A climate change expert has said rising temperatures caused by poor environmental practices will make agricultural cultivation and livestock production unsustainable. Nicholas Dunlop, co-founder and…

A climate change expert has said rising temperatures caused by poor environmental practices will make agricultural cultivation and livestock production unsustainable.

Nicholas Dunlop, co-founder and Secretary-General of the Climate Parliament, a global network of members of parliament and congress working to prevent dangerous global warming and promote renewable energy, said Nigeria with 200 million population, projected to reach 400 million by 2050, is vulnerable to the climate change crisis.

Dunlop who spoke at the Climate Parliament’s two-day Technical Capacity Building Workshop on the Climate Change Act 2021 in Abuja, said Nigeria’s temperature could hit 29 degrees mean average temperature if proper adaptive measures were not put in place.

He said: “A recent study shows that, in a business-as-usual climate emissions scenario, this temperature niche will shift more over the coming 50 years than it has changed in the last 6,000 years.

“Populations will be forced to migrate to escape the heat.
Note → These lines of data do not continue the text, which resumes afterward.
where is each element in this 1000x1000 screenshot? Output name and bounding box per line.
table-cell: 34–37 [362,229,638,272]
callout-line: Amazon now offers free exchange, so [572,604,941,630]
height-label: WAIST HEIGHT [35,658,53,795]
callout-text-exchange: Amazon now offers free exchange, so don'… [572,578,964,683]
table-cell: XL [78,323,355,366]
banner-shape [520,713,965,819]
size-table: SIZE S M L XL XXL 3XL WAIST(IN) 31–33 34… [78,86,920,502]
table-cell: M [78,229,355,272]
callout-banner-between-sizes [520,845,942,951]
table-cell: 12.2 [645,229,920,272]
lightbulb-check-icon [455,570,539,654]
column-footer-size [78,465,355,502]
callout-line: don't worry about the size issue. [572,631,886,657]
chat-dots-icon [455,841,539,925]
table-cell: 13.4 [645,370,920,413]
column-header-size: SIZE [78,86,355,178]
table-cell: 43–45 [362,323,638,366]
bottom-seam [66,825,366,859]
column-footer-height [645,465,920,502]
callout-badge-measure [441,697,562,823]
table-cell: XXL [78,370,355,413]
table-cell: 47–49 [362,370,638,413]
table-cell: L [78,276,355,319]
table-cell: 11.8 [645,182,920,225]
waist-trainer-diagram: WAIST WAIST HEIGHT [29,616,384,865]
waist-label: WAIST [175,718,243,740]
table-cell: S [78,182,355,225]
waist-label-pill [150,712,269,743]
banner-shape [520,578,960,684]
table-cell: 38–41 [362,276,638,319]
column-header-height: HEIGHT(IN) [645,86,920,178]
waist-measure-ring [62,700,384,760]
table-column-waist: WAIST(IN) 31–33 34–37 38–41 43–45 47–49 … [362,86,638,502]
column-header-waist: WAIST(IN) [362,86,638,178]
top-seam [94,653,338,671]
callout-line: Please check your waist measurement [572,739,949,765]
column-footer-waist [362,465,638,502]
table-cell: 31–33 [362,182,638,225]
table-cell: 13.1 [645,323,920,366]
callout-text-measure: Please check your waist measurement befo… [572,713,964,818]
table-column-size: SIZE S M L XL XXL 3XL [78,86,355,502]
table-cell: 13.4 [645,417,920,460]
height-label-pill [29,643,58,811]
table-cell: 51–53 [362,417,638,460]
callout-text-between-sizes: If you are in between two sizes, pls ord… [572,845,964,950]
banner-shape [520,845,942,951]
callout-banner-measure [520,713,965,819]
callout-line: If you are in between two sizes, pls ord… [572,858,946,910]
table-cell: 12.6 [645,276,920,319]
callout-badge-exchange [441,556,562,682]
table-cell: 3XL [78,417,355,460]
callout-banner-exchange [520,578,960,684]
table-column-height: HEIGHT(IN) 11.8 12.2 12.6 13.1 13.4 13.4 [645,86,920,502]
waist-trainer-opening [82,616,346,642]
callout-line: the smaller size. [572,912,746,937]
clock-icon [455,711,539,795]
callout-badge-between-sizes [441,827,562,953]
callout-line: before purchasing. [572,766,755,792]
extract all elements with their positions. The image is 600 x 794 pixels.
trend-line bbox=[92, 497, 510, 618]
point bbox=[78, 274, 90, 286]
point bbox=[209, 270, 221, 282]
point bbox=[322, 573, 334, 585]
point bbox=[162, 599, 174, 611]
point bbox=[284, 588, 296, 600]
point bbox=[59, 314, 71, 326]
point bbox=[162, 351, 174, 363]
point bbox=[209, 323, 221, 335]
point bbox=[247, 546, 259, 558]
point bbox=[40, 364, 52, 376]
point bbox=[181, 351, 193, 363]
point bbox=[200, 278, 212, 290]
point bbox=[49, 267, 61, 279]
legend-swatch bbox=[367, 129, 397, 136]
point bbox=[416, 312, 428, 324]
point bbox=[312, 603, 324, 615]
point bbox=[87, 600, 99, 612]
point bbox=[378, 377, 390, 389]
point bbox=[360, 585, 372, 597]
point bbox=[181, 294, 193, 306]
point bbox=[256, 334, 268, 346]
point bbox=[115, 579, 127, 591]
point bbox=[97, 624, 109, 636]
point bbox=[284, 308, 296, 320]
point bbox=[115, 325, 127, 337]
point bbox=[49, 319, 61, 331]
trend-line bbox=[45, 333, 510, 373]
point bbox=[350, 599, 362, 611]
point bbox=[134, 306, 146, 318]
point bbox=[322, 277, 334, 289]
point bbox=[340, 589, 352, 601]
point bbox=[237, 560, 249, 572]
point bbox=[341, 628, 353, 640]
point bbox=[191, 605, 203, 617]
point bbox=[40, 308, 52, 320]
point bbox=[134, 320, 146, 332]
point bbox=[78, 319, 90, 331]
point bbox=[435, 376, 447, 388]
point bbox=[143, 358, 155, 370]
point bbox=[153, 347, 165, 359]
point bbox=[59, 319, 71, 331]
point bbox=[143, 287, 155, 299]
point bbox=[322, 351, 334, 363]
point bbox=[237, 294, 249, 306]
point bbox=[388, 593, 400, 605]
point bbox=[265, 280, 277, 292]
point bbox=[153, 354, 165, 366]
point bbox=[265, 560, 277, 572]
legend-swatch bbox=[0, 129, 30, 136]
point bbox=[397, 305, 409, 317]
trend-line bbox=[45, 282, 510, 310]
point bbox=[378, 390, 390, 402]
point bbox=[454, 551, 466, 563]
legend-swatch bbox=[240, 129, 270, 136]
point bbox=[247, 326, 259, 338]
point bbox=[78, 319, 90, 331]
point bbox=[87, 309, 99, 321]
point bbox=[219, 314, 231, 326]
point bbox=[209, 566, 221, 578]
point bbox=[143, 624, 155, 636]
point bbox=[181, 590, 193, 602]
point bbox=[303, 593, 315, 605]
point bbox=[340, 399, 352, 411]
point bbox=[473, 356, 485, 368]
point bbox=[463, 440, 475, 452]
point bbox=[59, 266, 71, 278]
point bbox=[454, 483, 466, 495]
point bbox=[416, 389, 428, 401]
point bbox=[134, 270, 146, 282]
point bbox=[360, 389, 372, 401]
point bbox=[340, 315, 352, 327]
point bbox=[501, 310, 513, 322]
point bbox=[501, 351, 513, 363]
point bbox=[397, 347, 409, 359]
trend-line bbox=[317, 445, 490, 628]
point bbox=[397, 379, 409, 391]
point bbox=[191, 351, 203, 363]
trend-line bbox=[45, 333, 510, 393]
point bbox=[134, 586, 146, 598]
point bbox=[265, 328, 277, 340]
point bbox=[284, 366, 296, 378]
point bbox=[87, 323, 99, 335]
If migration was not possible, one-third of the global population is projected to experience a MAT above 29 °C, currently found in only 0.8% of the earth’s land surface, mostly concentrated in the Sahara.

“For each additional degree Celsius of temperature increase, one billion people will find themselves living in areas that are simply too hot to sustain agriculture, livestock and human life without air conditioning.”

He said millennia human populations have resided and survived under mean annual temperature (MAT) ranging between 11 °C and 15 °C where production of crops and livestock has been sustainable.

“For the first time, the Climate Change Act 2021 provides a legal framework aimed at promoting the mainstreaming of climate change actions, a system of carbon budgeting, and realising low carbon and climate-resilient Nigeria,” he added.

The chairman of the Climate Parliament Nigeria, Rep. Sam Onuigbo, said Nigeria has taken its stance on climate change by setting 2060 to attain net-zero and Mr President’s signing the Climate Change Act.

The House of Representatives member for Ikwuano/Umuahia North and South Federal Constituency under the Peoples Democratic Party is the chairman, House Committee on Climate Change.

“To see the act not being implemented with the inauguration of the council even when there is a clear timeline for certain things to be done, as stipulated in the act, should be a source of concern to Nigerians,” he said.